Es ist November, der Hochnebel klebt tief an den Flanken des Chaumonts und sieht aus, als würden wir in den nächsten Wochen die Sonne nicht zu Gesicht bekommen. Genau das richtige Wetter also, um auf dem Sofa unter der Faserpelzdecke zu kuscheln, Duftlämpchen aufzustellen und Bilderbücher zu erzählen. Allen voran natürlich, passend zur Jahreszeit und zum Wetter, die Geschichte von Frederick, der Maus.
Die Geschichte
Die Feldmäuse sind fleissig. Für die kommende kalte Jahreszeit sammeln sie Tag und Nacht „Körner, Nüsse, Weizen und Stroh“. Nur Frederick sitzt faul herum und arbeitet nicht mit. Er liegt in der Herbstsonne, starrt auf die Wiese und träumt vor sich hin.
Als der Winter lang wird, erfahren die Mäuse dann die Vorteile von Fredericks „Vorräten“ an Sonne, Farben und Geschichten und mit ihrer Hilfe werden die letzten Wochen des Winters erträglich werden.
Was meint die Zielgruppe?
Der Klassiker „Frederick“ aus dem Jahr 1967 ist eine dieser Geschichten, bei denen Kurzer einfach zuhört.

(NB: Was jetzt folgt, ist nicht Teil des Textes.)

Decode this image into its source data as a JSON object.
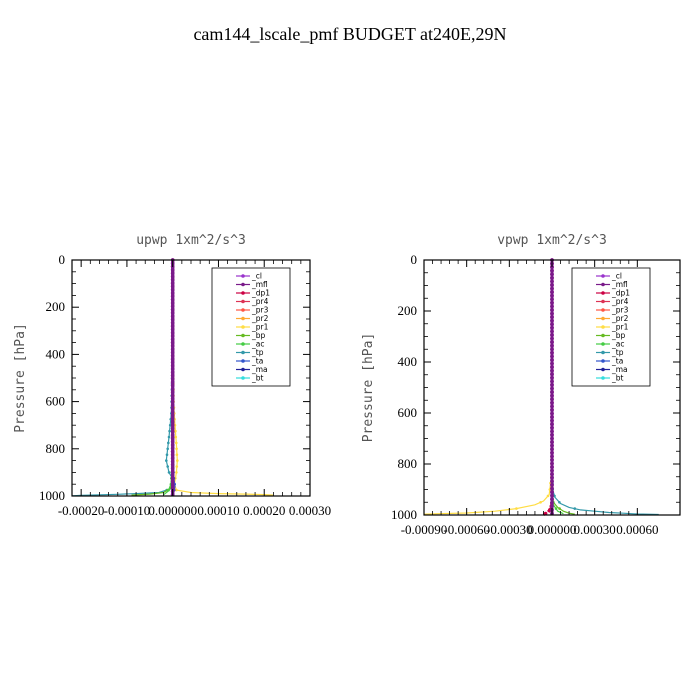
{
  "title": "cam144_lscale_pmf  BUDGET at240E,29N",
  "series_colors": {
    "_cl": "#9933cc",
    "_mfl": "#7a1a8a",
    "_dp1": "#cc0044",
    "_pr4": "#dd3355",
    "_pr3": "#ff5544",
    "_pr2": "#ffaa33",
    "_pr1": "#ffdd44",
    "_bp": "#66bb22",
    "_ac": "#44cc44",
    "_tp": "#3399aa",
    "_ta": "#3355cc",
    "_ma": "#222299",
    "_bt": "#33dddd"
  },
  "chart_data": [
    {
      "type": "line",
      "title": "upwp   1xm^2/s^3",
      "ylabel": "Pressure [hPa]",
      "xlim": [
        -0.00022,
        0.0003
      ],
      "ylim": [
        1000,
        0
      ],
      "xticks": [
        -0.0002,
        -0.0001,
        0.0,
        0.0001,
        0.0002,
        0.0003
      ],
      "xtick_labels": [
        "-0.00020",
        "-0.00010",
        "0.000000",
        "0.00010",
        "0.00020",
        "0.00030"
      ],
      "yticks": [
        0,
        200,
        400,
        600,
        800,
        1000
      ],
      "ytick_labels": [
        "0",
        "200",
        "400",
        "600",
        "800",
        "1000"
      ],
      "legend": {
        "entries": [
          "_cl",
          "_mfl",
          "_dp1",
          "_pr4",
          "_pr3",
          "_pr2",
          "_pr1",
          "_bp",
          "_ac",
          "_tp",
          "_ta",
          "_ma",
          "_bt"
        ],
        "placement": "top-right"
      },
      "series": [
        {
          "name": "_pr1",
          "x": [
            0,
            0,
            2e-06,
            5e-06,
            8e-06,
            1e-05,
            8e-06,
            4e-06,
            8e-06,
            4e-05,
            0.0001,
            0.00016,
            0.0002,
            0.00022
          ],
          "y": [
            0,
            300,
            600,
            700,
            780,
            850,
            900,
            950,
            975,
            985,
            990,
            992,
            994,
            996
          ]
        },
        {
          "name": "_tp",
          "x": [
            0,
            0,
            -3e-06,
            -8e-06,
            -1.4e-05,
            -8e-06,
            2e-06,
            4e-06,
            -3e-05,
            -8e-05,
            -0.00012,
            -0.00016,
            -0.0002,
            -0.00022
          ],
          "y": [
            0,
            400,
            650,
            750,
            850,
            900,
            935,
            965,
            985,
            990,
            993,
            995,
            997,
            999
          ]
        },
        {
          "name": "_bp",
          "x": [
            0,
            0,
            2e-06,
            -6e-06,
            -2e-05,
            -5e-05,
            -9e-05
          ],
          "y": [
            0,
            800,
            940,
            970,
            985,
            992,
            996
          ]
        },
        {
          "name": "_ac",
          "x": [
            0,
            0,
            -4e-06,
            -1e-05,
            -2e-05
          ],
          "y": [
            0,
            850,
            950,
            980,
            995
          ]
        },
        {
          "name": "_ta",
          "x": [
            0,
            0,
            3e-06,
            5e-06,
            2e-06
          ],
          "y": [
            0,
            850,
            930,
            960,
            990
          ]
        },
        {
          "name": "_dp1",
          "x": [
            0,
            0
          ],
          "y": [
            0,
            1000
          ]
        },
        {
          "name": "_cl",
          "x": [
            0,
            0
          ],
          "y": [
            0,
            1000
          ]
        },
        {
          "name": "_mfl",
          "x": [
            0,
            0
          ],
          "y": [
            0,
            1000
          ]
        }
      ]
    },
    {
      "type": "line",
      "title": "vpwp   1xm^2/s^3",
      "ylabel": "Pressure [hPa]",
      "xlim": [
        -0.0009,
        0.0009
      ],
      "ylim": [
        1000,
        0
      ],
      "xticks": [
        -0.0009,
        -0.0006,
        -0.0003,
        0.0,
        0.0003,
        0.0006
      ],
      "xtick_labels": [
        "-0.00090",
        "-0.00060",
        "-0.00030",
        "0.000000",
        "0.00030",
        "0.00060"
      ],
      "yticks": [
        0,
        200,
        400,
        600,
        800,
        1000
      ],
      "ytick_labels": [
        "0",
        "200",
        "400",
        "600",
        "800",
        "1000"
      ],
      "legend": {
        "entries": [
          "_cl",
          "_mfl",
          "_dp1",
          "_pr4",
          "_pr3",
          "_pr2",
          "_pr1",
          "_bp",
          "_ac",
          "_tp",
          "_ta",
          "_ma",
          "_bt"
        ],
        "placement": "top-right"
      },
      "series": [
        {
          "name": "_pr1",
          "x": [
            0,
            0,
            -5e-06,
            -2e-05,
            -6e-05,
            -0.00012,
            -0.00025,
            -0.0004,
            -0.0006,
            -0.0008,
            -0.0009
          ],
          "y": [
            0,
            700,
            850,
            920,
            945,
            960,
            975,
            985,
            992,
            995,
            997
          ]
        },
        {
          "name": "_tp",
          "x": [
            0,
            0,
            5e-06,
            2e-05,
            6e-05,
            0.00012,
            0.0002,
            0.0003,
            0.0004,
            0.0005,
            0.0006,
            0.00075
          ],
          "y": [
            0,
            800,
            900,
            930,
            955,
            970,
            980,
            985,
            990,
            993,
            996,
            998
          ]
        },
        {
          "name": "_bp",
          "x": [
            0,
            0,
            1e-05,
            4e-05,
            8e-05,
            0.00012,
            0.00016
          ],
          "y": [
            0,
            900,
            950,
            970,
            985,
            993,
            997
          ]
        },
        {
          "name": "_ac",
          "x": [
            0,
            0,
            1e-05,
            4e-05,
            8e-05
          ],
          "y": [
            0,
            920,
            960,
            985,
            995
          ]
        },
        {
          "name": "_dp1",
          "x": [
            0,
            0,
            -8e-06,
            -3e-05,
            -6e-05
          ],
          "y": [
            0,
            950,
            975,
            990,
            998
          ]
        },
        {
          "name": "_cl",
          "x": [
            0,
            0
          ],
          "y": [
            0,
            1000
          ]
        },
        {
          "name": "_mfl",
          "x": [
            0,
            0
          ],
          "y": [
            0,
            1000
          ]
        }
      ]
    }
  ]
}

Wer ihn kennt, weiss, was das heisst: Er ist fasziniert, verzaubert, eingesunken in die Geschichte, so tief dass er sogar zu fragen vergisst, weshalb und warum diese und jene Maus das tun, was sie halt tun und warum nicht anders und überhaupt, wie funktioniert denn das und wieso wird es kalt und warum haben die keinen Traktor mit Anhänger…
Mein Vielfrag(*) vergisst zu fragen! Das allein sagt schon alles.
Das Fazit von uns Eltern
Nun, wie soll ich sagen. In der aktuellen Lebensphase unseres Sohnes versuchen wir, ihm die Tugenden des Zusammenarbeitens beizubringen, die Werte des Arbeitens und des Sparens… und Leo Lionni sabotiert diese Anstrengungen mit einem der „nervigsten Bilderbuchprotagonisten aller Zeiten“, wie Frau Gminggmangg ihn mal nannte.
„Der abgehobene, faule Sack, der statt die andern beim Schuften zu unterstützen, träge in der Sonne liegt und das auch noch so glaubhaft schönreden kann, dass das dümmliche Fussvolk verblendet schweigt.“
Natürlich lieben wir Frederick, den Träumer, den Künstler, den Wortvirtuosen!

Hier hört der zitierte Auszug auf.